Date Joined Jul 2010
Total Posts : 3
   Posted 7/20/2010 7:46 PM (GMT -7)   
hey everyone,
 
im the noobie down here in AZ.  glad to stumble across this page. hopefully this will help with a little more information for me. 
 
about 9 months ago, the drs found a stricture and inflammation in my small intestine because i was constantly throwing up after i ate.  i was also having constant stomach pains at the time that were pretty bad.  since ive been out of the hospital, the only problems i have had was a slight pain on my left side about 2 hours after eating. they said it was linked to the stricture. makes sense.  the pain after eating has gone, and i am just about back to my old self, except for a sparatic feeling, not even a pain, just a quick "oh, that was weird" kinda feeling that will happen throughout the day, and seems to be more sparked by cold drinks, and foods high in sugar.  my GI said the explanation for the stomach pains i had, and the inflammation i still have in the intestine, is chrons.  The inflammation has been defined as "chronic inflammation" even though i feel fine and don't experience the pains after eating anymore. i am meeting with him tomorrow for a follow up, and he gave me a heads up to check out "remicade" and "humira". well, after doing some reading, those things scare the hell outta me.  the side effects risks don't justify taking, especially based on the way im feeling.  i don't have stomach cramping, or many bowel movements like chrons symptons suggest, so i guess im just wondering if there are any people out there that have any thought on this.  the only thing i think im concerned about is the "chronic inflammation" since ive read that can lead to cancers.  so besides the very few and sparatic weird movements in the tummy after drinking cold bev's, i feel fine. i am taking protonix 40mg to help with the acid production in the stomach, since i had ulcers in my stomach when i was in the hospital that 9 months ago.
 
sorry for the long book, but just wanted to get it all out there, and take in any feedback. also, anyone have any experience with this product as it relates to chrons? very interested in feedback on that as well.  http://www.digestaqure.com/index.html
 
thanks wink
 
 
 

mss82
New Member


Date Joined Jul 2010
Total Posts : 3
   Posted 7/21/2010 6:12 AM (GMT -7)   
any input from anyone?

MMMNAVY
Veteran Member


Date Joined Jul 2006
Total Posts : 6927
   Posted 7/21/2010 7:01 AM (GMT -7)   
Personally I think digestacure is a bit out there.
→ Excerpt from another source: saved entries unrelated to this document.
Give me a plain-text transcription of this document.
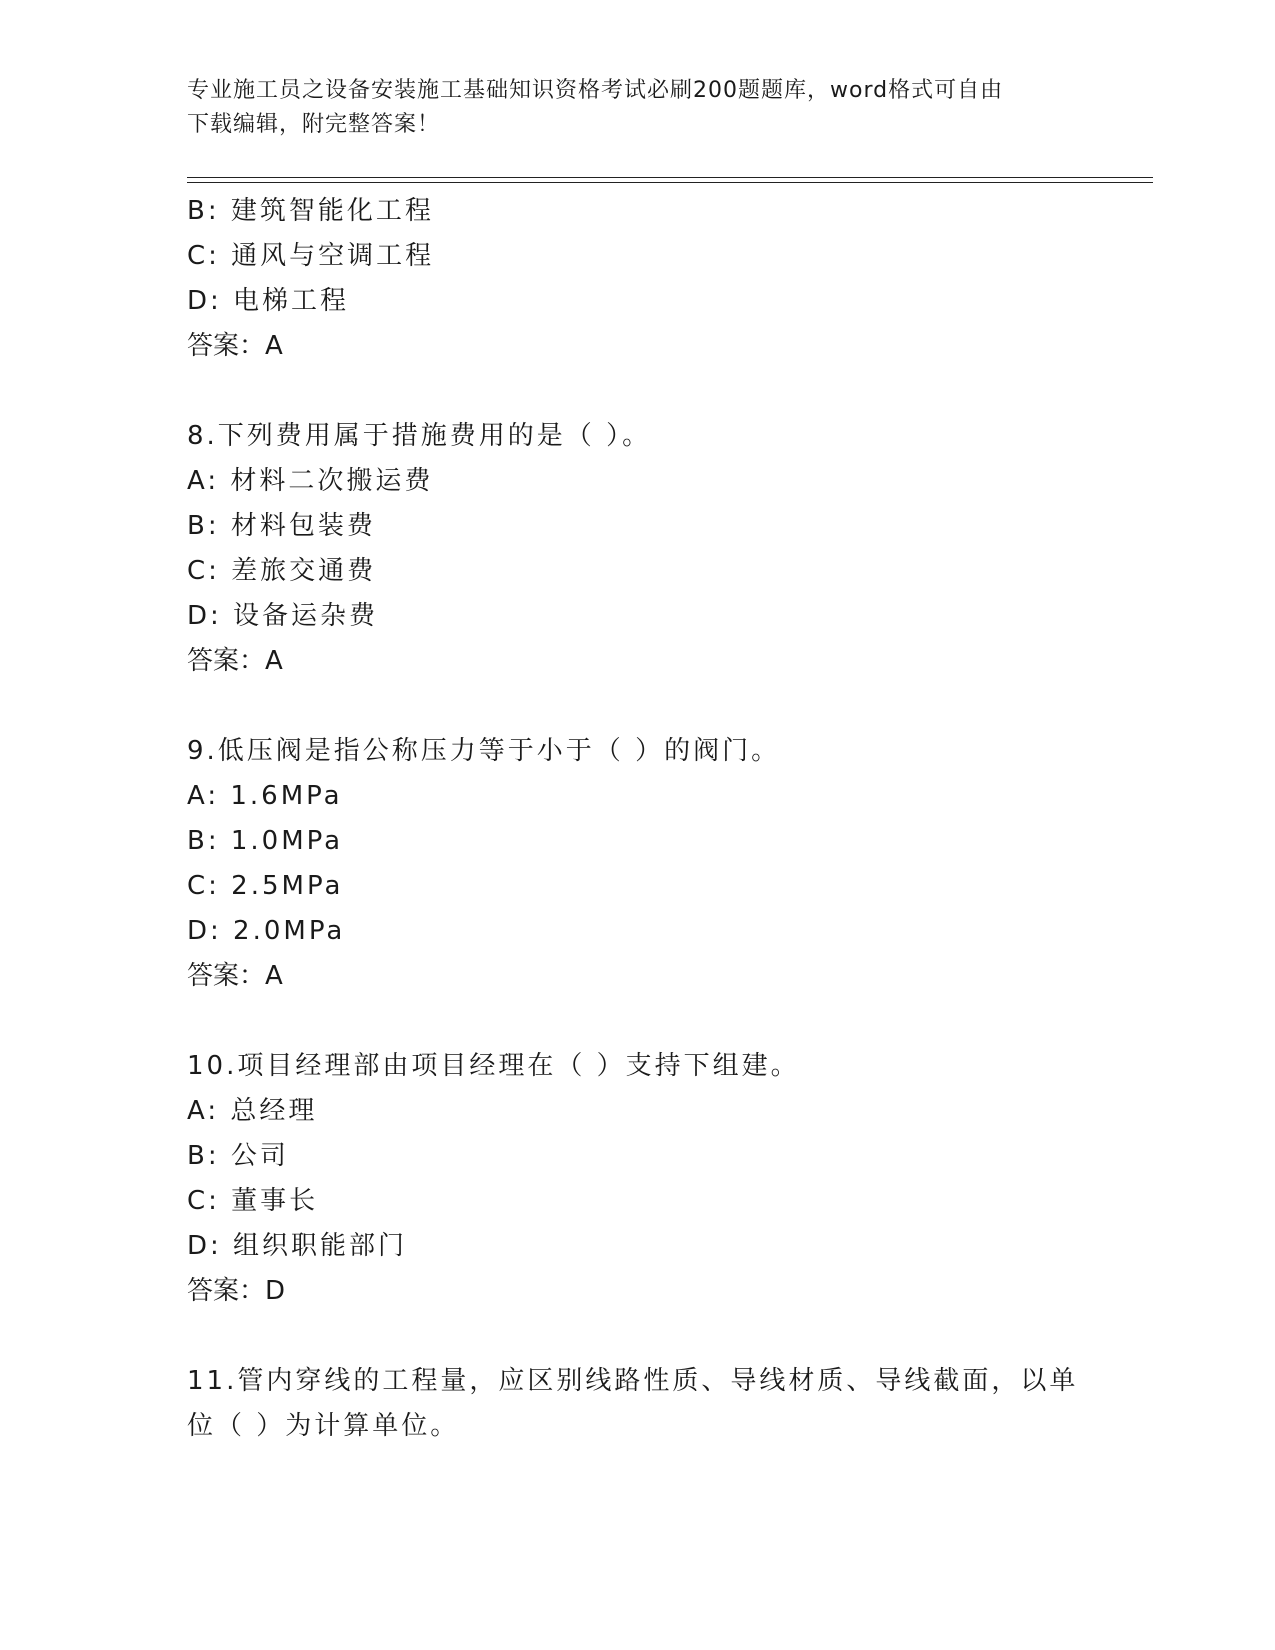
专业施工员之设备安装施工基础知识资格考试必刷200题题库，word格式可自由
下载编辑，附完整答案！
B: 建筑智能化工程
C: 通风与空调工程
D: 电梯工程
答案：A
8.下列费用属于措施费用的是（ ）。
A: 材料二次搬运费
B: 材料包装费
C: 差旅交通费
D: 设备运杂费
答案：A
9.低压阀是指公称压力等于小于（ ）的阀门。
A: 1.6MPa
B: 1.0MPa
C: 2.5MPa
D: 2.0MPa
答案：A
10.项目经理部由项目经理在（ ）支持下组建。
A: 总经理
B: 公司
C: 董事长
D: 组织职能部门
答案：D
11.管内穿线的工程量，应区别线路性质、导线材质、导线截面，以单
位（ ）为计算单位。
However with real meds you have options. I suggest you check out the med threads on Ivy6 sig. Ask your Doctor why they want to go to the big guns first? Is it because your disease is silently severe, and advancing or is it because of your previous issues with it. You do have other options besides humira and remi.
Sorry it took me so long to respond.
Hugs,
Navy
Forum Co-moderator - Crohn's Disease/Thyroid Disorders:_All comments have the caveat contact your local health care provider.

I will find a way or make one. –Phillip Sidney 1554-1586

All that I am and all that I shall ever be, I owe to my Angel Mother.

The Bucket List- Have you found joy in your life?  Has your life brought joy to others?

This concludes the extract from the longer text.